Are Asians smarter? I opt for a more useful wording of the question: do American schools instill in students whatever qualities they need in order to succeed? Answering that question is hard enough and will yield more valuable results.

 

 

Voting Rights and Politics

      Why, in New Jersey, is the right to vote denied to people with felony convictions while they are on parole or probation? It’s politics, right? The ACLU notes, “New Jersey is home to some 80,000 citizens – most of them African American or Latino – who live and work in our state but cannot vote because they are on parole or probation.” So, I reason, since minorities tend to vote Democratic, it must be Republicans who’ve put this law on the books.

      I decided to look at the history, certain that the law was recentsay sometime around the War on Drugs. I found a thorough, overwhelmingly footnoted, 2004 article by George Brooks in the Fordham Urban Law Journal.  To my astonishment, I learned that felon disenfranchisement was written into New Jersey’s constitution in1844 and rested on John Locke’s concept, “that those who break the social contract should not be allowed to participate in the process of making society’s rules.”

     The law had not been designed to suppress the black vote. Blacks didn’t have the vote in1844. This law appears in Section 2 of the 14th Amendment, where the states cannot abridge the right to vote except for participation in rebellion, or other crime. Brooks notes that “despite facing judicial scrutiny under the Fourteenth Amendment and the Voting Rights Act in the 1960s and 70s, felon disenfranchisement laws were almost always found to be constitutional.” (Brooks, 110)

       Even though, during the War on Drugs, disproportionately more blacks than whites have been stopped, arrested, and convicted for drug-related crimes, this has nothing to do with the disenfranchisement law. Any discrimination is the responsibility of the criminal justice system, not the law. Moreover, as Michelle Alexander’s The New Jim Crow points out, it is the intent to discriminate that must be proven in court. Statistical evidence means nothing.

       How can I convince my state legislators to pass a bill allowing parolees and probationers to vote, as they can in Pennsylvania? My own legislators, all Republicans, would have more to lose than to gain. Yet I cannot argue that the law is based on politics.

Maybe I should point out that the effect of changing the law will be minimal. After all, only half of Americans who can vote, do.
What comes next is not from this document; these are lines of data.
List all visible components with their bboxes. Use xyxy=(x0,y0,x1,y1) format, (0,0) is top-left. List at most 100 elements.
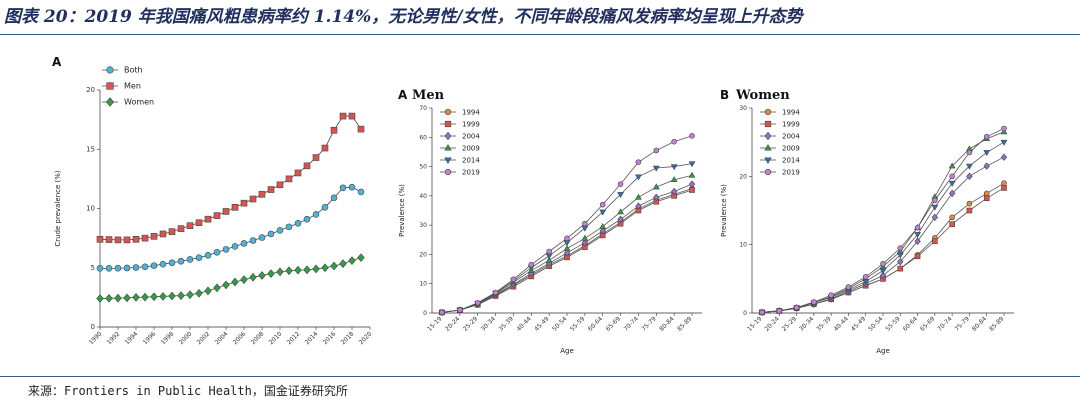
legend-item-2009: 2009 xyxy=(760,144,800,153)
x-tick-label: 30-34 xyxy=(798,315,815,332)
series-2014 xyxy=(758,139,1008,316)
y-tick-label: 70 xyxy=(419,105,427,112)
y-tick-label: 30 xyxy=(739,105,747,112)
data-point xyxy=(222,246,230,253)
data-point xyxy=(635,202,642,210)
data-point xyxy=(897,258,904,266)
data-point xyxy=(599,223,607,229)
data-point xyxy=(949,214,955,221)
data-point xyxy=(105,265,113,272)
panel-label: A xyxy=(398,88,408,102)
data-point xyxy=(599,227,606,235)
data-point xyxy=(168,291,176,301)
legend-label: 2014 xyxy=(782,157,800,165)
data-point xyxy=(195,288,203,298)
data-point xyxy=(983,150,991,157)
data-point xyxy=(267,269,275,279)
data-point xyxy=(303,215,311,223)
data-point xyxy=(186,256,194,263)
data-point xyxy=(689,133,695,139)
data-point xyxy=(357,125,365,133)
data-point xyxy=(966,163,973,170)
series-line-women xyxy=(99,257,362,299)
x-tick-label: 35-39 xyxy=(815,315,832,332)
legend-item-2019: 2019 xyxy=(440,169,480,177)
data-point xyxy=(983,162,990,170)
x-tick-label: 65-69 xyxy=(919,315,936,332)
x-tick-label: 75-79 xyxy=(954,315,971,332)
data-point xyxy=(617,208,624,215)
legend-label: Men xyxy=(124,82,141,91)
data-point xyxy=(96,265,104,272)
data-point xyxy=(828,292,834,299)
data-point xyxy=(564,235,570,242)
data-point xyxy=(1001,125,1007,132)
data-point xyxy=(1000,153,1008,161)
data-point xyxy=(348,112,356,120)
data-point xyxy=(439,309,445,316)
data-point xyxy=(258,190,266,198)
data-point xyxy=(492,289,499,296)
x-tick-label: 15-19 xyxy=(426,315,443,332)
legend-marker xyxy=(764,131,772,141)
legend-item-1999: 1999 xyxy=(440,121,480,129)
data-point xyxy=(240,199,248,207)
y-axis-label: Crude prevalence (%) xyxy=(54,170,62,247)
legend-label: 2009 xyxy=(462,145,480,153)
legend-item-both: Both xyxy=(102,66,143,75)
data-point xyxy=(123,236,131,244)
data-point xyxy=(966,207,973,214)
men-prevalence-chart: A Men 0 10 20 30 40 50 60 70 15-19 20-24 25-29 30-34 3… xyxy=(398,88,702,355)
x-axis-label: Age xyxy=(876,347,890,355)
data-point xyxy=(267,230,275,238)
data-point xyxy=(966,200,973,207)
data-point xyxy=(204,252,212,259)
data-point xyxy=(249,272,257,282)
data-point xyxy=(581,225,589,232)
legend-label: 2019 xyxy=(462,169,480,177)
data-point xyxy=(510,276,517,283)
legend-item-1994: 1994 xyxy=(760,109,800,117)
data-point xyxy=(240,275,248,284)
data-point xyxy=(1000,128,1008,135)
data-point xyxy=(150,233,158,240)
data-point xyxy=(897,245,904,251)
x-tick-label: 45-49 xyxy=(533,315,550,332)
data-point xyxy=(793,304,800,311)
chart-title: Women xyxy=(735,88,790,103)
data-point xyxy=(617,215,624,224)
data-point xyxy=(966,149,973,156)
data-point xyxy=(948,162,956,169)
data-point xyxy=(123,293,131,303)
data-point xyxy=(983,133,990,140)
y-tick-label: 15 xyxy=(86,145,95,153)
data-point xyxy=(330,126,338,134)
series-line-both xyxy=(100,186,362,269)
x-tick-label: 2012 xyxy=(286,330,302,346)
data-point xyxy=(582,220,588,227)
data-point xyxy=(285,266,293,276)
x-tick-label: 1998 xyxy=(160,330,176,346)
series-2019 xyxy=(439,133,695,316)
data-point xyxy=(581,238,589,247)
x-tick-label: 55-59 xyxy=(884,315,901,332)
x-tick-label: 2016 xyxy=(322,330,338,346)
x-tick-label: 45-49 xyxy=(850,315,867,332)
data-point xyxy=(222,208,230,215)
x-tick-label: 65-69 xyxy=(605,315,622,332)
data-point xyxy=(186,222,194,229)
x-tick-label: 1990 xyxy=(88,330,104,346)
x-tick-label: 60-64 xyxy=(587,315,604,332)
x-tick-label: 40-44 xyxy=(515,315,532,332)
data-point xyxy=(932,238,938,245)
data-point xyxy=(948,180,956,187)
data-point xyxy=(617,192,624,198)
x-tick-label: 35-39 xyxy=(498,315,515,332)
data-point xyxy=(321,204,329,211)
x-tick-label: 20-24 xyxy=(763,315,780,332)
x-tick-label: 70-74 xyxy=(936,315,953,332)
data-point xyxy=(1000,139,1008,146)
data-point xyxy=(141,263,149,271)
data-point xyxy=(159,230,167,238)
series-1994 xyxy=(759,180,1007,316)
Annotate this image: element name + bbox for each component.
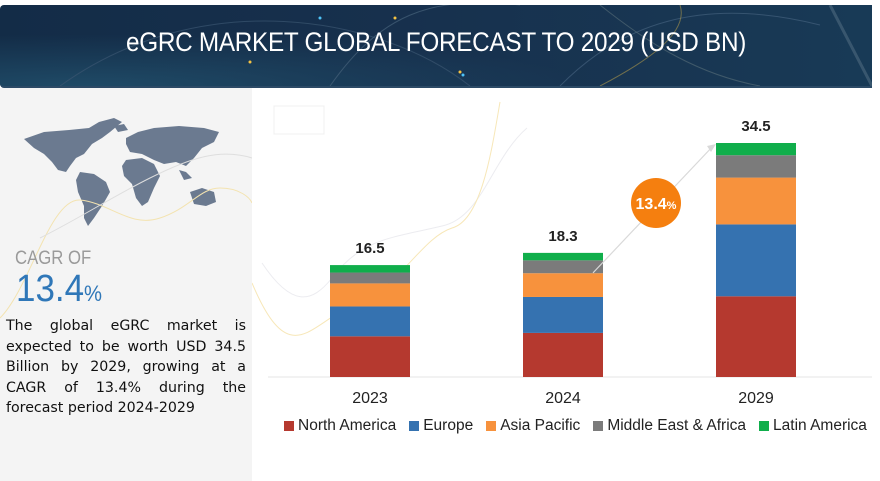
bar-segment-2024-europe <box>523 296 603 333</box>
legend-item: Europe <box>409 417 473 435</box>
legend-label: Europe <box>423 417 474 434</box>
cagr-bubble-unit: % <box>667 200 677 212</box>
legend-label: North America <box>298 417 397 434</box>
legend-label: Latin America <box>773 417 867 434</box>
bar-segment-2029-europe <box>716 224 796 297</box>
bar-segment-2029-asia-pacific <box>716 177 796 225</box>
x-tick-label: 2029 <box>738 390 774 407</box>
legend-swatch <box>593 421 604 431</box>
bar-segment-2024-asia-pacific <box>523 273 603 297</box>
stacked-bar-chart: 16.5 2023 18.3 2024 34.5 2029 13.4% <box>252 101 872 407</box>
bar-segment-2024-middle-east-africa <box>523 260 603 274</box>
bar-segment-2023-middle-east-africa <box>330 272 410 284</box>
chart-title: eGRC MARKET GLOBAL FORECAST TO 2029 (USD… <box>125 27 747 57</box>
bar-segment-2023-north-america <box>330 336 410 377</box>
cagr-bubble-label: 13.4% <box>636 196 677 213</box>
banner-decoration <box>59 5 872 86</box>
legend-swatch <box>759 421 770 431</box>
x-tick-label: 2024 <box>545 390 581 407</box>
bar-segment-2024-north-america <box>523 332 603 377</box>
chart-legend: North America Europe Asia Pacific Middle Ea… <box>284 417 867 435</box>
empty-placeholder-box <box>273 105 325 135</box>
summary-panel: CAGR OF 13.4% The global eGRC market is … <box>0 88 252 481</box>
cagr-percent: % <box>84 281 103 306</box>
bar-segment-2023-europe <box>330 306 410 337</box>
legend-item: Latin America <box>759 417 867 435</box>
bar-segment-2024-latin-america <box>523 252 603 261</box>
cagr-bubble <box>631 178 681 228</box>
growth-arrow-head <box>707 144 716 152</box>
legend-swatch <box>486 421 497 431</box>
legend-item: Asia Pacific <box>486 417 580 435</box>
world-map-icon <box>24 118 219 226</box>
cagr-bubble-number: 13.4 <box>636 196 667 213</box>
legend-item: North America <box>284 417 396 435</box>
market-description: The global eGRC market is expected to be… <box>6 318 246 416</box>
bar-segment-2023-latin-america <box>330 265 410 273</box>
legend-label: Middle East & Africa <box>607 417 747 434</box>
x-tick-label: 2023 <box>352 390 388 407</box>
bar-total-label: 34.5 <box>741 118 770 135</box>
title-banner: eGRC MARKET GLOBAL FORECAST TO 2029 (USD… <box>0 5 872 88</box>
bar-segment-2023-asia-pacific <box>330 283 410 307</box>
bar-segment-2029-middle-east-africa <box>716 155 796 178</box>
legend-swatch <box>409 421 420 431</box>
decorative-curve <box>261 127 528 298</box>
legend-label: Asia Pacific <box>500 417 581 434</box>
bar-total-label: 16.5 <box>355 240 384 257</box>
cagr-label: CAGR OF <box>15 248 92 269</box>
cagr-number: 13.4 <box>16 268 85 310</box>
legend-item: Middle East & Africa <box>593 417 746 435</box>
bar-total-label: 18.3 <box>548 228 577 245</box>
cagr-value: 13.4% <box>16 268 102 311</box>
bar-segment-2029-north-america <box>716 296 796 377</box>
bar-segment-2029-latin-america <box>716 143 796 156</box>
legend-swatch <box>284 421 294 431</box>
decorative-curves <box>0 153 252 319</box>
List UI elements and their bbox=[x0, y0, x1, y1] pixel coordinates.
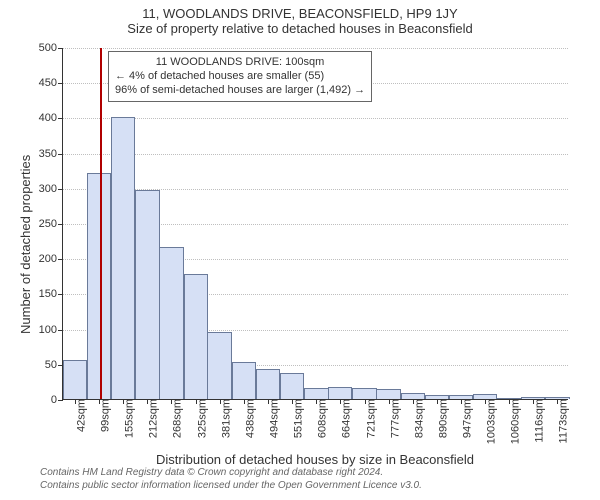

I could just admit that I’m a bleeding-heart liberal. I am excusing 80,000 citizens—most of them African American or Latino—who shouldn’t have broken the social contract in the first place. Or is there an excuse? Although I find John Locke’s premise compelling in the abstract (good is good and bad is bad; obey the rules), “the social contract” is troubling. The CEO of McDonald’s will find it easier to obey “Thou shalt not steal” than his employee, who must support a family on minimum wage. The social contract allows the already rich and powerful to determine who gets the profits—and, especially after Citizens United, even to determine who writes the contract. Maybe that’s a reason to consider restoring voting rights not only to parolees and probationers but also to those felons still in prison.